Occupation: Lee County sheriff
Post Sought: Lee County sheriff (re-election)
Family: Wife, Melissa; adult daughters, Danielle Rudd and LSO Cpl. Daphne Lindsey
Key Issues: Incorporate latest technology into department; Develop more education programs; Maintain professional relationships with local, state and federal law enforcement agencies
LEESBURG, Ga. -- Incumbent Lee County Sheriff Reggie Rachals is not given to blowing his own horn. But the people who know him best point to decisions Rachals has made during his sometimes bitter campaign for re-election as evidence of his primary interest.
Asked about claims made by supporters, Rachals acknowledged, "Yes, there were times when I had campaign events scheduled that I had to miss them because I was out on calls. I was elected to be a working sheriff, and that's my first priority."
To read more about Reggie Rachals' opponent, David Cheshire, click here.
During a conversation, Rachals offers evidence to support his claim as he mentions the department's accomplishments during his first four-year term in office:
- Created a women's firearm and community safety classes;
- Received GBI award for best new state agency for Internet Crimes Against Children;
- Increased training for sheriff's office employees and opened in-service training to surrounding agencies;
- Implemented Taser and impact weapon certification for deputies and jailers;
- Formed mutual professional relationships with area, state and national agencies, including the GBI, FBI, DEA and NCIS;
- Implemented new highway safety programs;
- Increased patrols countywide;
- Increased jail security by creating a more secure receiving area and replacing outdated camera system;
- Saved county money by using inmate labor for work at county facilities.

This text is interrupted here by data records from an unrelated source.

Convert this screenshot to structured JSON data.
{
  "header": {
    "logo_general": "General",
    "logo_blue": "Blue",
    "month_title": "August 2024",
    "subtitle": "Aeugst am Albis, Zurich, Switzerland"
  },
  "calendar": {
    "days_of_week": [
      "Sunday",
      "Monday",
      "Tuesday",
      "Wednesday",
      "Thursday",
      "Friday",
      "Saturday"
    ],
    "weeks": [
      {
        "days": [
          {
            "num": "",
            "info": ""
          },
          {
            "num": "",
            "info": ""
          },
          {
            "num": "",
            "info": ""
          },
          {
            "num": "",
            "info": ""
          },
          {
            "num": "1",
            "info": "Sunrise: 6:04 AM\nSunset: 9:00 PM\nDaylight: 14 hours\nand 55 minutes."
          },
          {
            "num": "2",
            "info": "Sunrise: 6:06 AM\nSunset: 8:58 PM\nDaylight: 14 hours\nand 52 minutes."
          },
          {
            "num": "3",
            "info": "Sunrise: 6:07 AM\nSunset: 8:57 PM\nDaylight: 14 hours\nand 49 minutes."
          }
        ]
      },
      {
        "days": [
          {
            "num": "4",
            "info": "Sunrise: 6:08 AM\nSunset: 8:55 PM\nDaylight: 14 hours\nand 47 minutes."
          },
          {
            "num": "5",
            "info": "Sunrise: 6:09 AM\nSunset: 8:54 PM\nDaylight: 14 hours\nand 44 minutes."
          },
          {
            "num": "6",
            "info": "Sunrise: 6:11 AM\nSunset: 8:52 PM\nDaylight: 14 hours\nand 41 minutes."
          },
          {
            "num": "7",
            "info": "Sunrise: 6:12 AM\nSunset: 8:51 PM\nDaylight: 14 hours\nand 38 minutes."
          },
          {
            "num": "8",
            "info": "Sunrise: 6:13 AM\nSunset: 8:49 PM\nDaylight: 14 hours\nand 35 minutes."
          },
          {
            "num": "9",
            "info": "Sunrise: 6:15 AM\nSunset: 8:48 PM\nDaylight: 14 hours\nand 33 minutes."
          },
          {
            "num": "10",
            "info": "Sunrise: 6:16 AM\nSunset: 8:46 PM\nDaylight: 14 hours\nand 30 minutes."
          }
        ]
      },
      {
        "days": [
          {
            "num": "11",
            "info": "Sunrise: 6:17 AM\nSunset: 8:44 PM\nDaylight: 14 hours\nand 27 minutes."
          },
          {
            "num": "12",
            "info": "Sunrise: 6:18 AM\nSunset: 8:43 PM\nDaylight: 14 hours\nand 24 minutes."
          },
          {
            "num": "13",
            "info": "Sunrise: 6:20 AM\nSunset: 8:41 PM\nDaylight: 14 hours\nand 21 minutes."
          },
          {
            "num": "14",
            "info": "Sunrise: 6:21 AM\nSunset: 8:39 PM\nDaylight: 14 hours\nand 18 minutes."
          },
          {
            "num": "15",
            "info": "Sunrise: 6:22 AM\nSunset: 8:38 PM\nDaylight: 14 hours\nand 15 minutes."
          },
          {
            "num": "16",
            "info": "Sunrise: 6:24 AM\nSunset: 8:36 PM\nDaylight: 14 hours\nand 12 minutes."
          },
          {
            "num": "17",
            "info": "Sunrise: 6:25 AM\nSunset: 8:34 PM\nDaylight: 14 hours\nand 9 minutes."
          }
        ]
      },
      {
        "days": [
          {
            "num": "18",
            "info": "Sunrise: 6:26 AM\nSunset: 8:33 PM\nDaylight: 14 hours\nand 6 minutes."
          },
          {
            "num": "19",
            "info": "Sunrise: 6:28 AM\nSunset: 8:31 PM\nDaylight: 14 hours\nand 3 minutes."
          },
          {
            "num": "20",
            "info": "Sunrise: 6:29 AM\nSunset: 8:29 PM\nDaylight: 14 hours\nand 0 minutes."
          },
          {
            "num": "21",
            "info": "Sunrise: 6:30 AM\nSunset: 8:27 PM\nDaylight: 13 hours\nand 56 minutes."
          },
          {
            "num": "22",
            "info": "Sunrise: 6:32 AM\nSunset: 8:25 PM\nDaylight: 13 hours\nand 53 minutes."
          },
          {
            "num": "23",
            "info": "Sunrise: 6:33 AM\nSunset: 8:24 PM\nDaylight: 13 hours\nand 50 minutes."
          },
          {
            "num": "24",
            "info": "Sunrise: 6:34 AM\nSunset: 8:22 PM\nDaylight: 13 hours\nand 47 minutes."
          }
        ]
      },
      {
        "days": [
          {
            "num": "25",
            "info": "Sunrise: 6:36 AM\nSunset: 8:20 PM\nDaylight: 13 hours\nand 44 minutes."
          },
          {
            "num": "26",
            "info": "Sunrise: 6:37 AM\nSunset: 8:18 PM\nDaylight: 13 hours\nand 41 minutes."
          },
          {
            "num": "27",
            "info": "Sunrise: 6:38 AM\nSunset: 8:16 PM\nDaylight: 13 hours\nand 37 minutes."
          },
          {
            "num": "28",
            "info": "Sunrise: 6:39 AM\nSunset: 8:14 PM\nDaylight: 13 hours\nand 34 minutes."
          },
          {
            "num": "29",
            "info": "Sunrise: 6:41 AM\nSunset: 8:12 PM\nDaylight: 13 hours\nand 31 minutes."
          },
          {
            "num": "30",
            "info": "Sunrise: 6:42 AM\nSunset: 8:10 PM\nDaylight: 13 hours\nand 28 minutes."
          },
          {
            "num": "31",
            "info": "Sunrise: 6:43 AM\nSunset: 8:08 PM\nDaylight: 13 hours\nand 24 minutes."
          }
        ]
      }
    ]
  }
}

"I don't like the negative way the campaign has gone at times," Rachals said. "I've taken the high road and run on the platform of making the citizens of Lee County as safe as possible. I have yet to see a platform from my opponent.
"I don't believe the citizens of this county want that kind of politics. That's why I've run this race on my record and plan to take this department forward beyond even where we are now."
Rachals began his 30-year law enforcement career as a beat officer in Albany in 1982. He made the decision to move to Lee County in 1989 when then-Sheriff Harold Breeden recruited him as a deputy. Rachals ran against Breeden in 2008 and surprised many by unseating the longtime sheriff.
He's spent the four years of his term in office reorganizing the department and implementing as much new technology as possible.
"Lee County has come a long ways in the last several years," Rachals said of the fastest-growing county in south Georgia. "I believe the sheriff's department has come a long ways, too. We've provided enhanced training for our deputies in new technology, but we've also rebuilt relationships with law enforcement agencies in Dougherty, Terrell, Sumter and Worth counties.
"Crime does not stop at the county lines. In fact, I believe the crime in Albany and Dougherty County has started to spill over into Lee County. With the terrible economy and people looking for any means to make money, I believe (criminals) will make their way to a more affluent area. And, in this region, that's Lee County."
The sitting Lee sheriff, who is being challenged in Tuesday's Republican primary by former deputy David Cheshire, said law enforcement is in his blood.
"I was sitting at a Fourth of July celebration at Hugh Mills Stadium (in Albany) a long time ago, and I saw an officer helping someone," he said. "I decided that's what I wanted to do, to help people. That's still what I want to do, and I love doing it."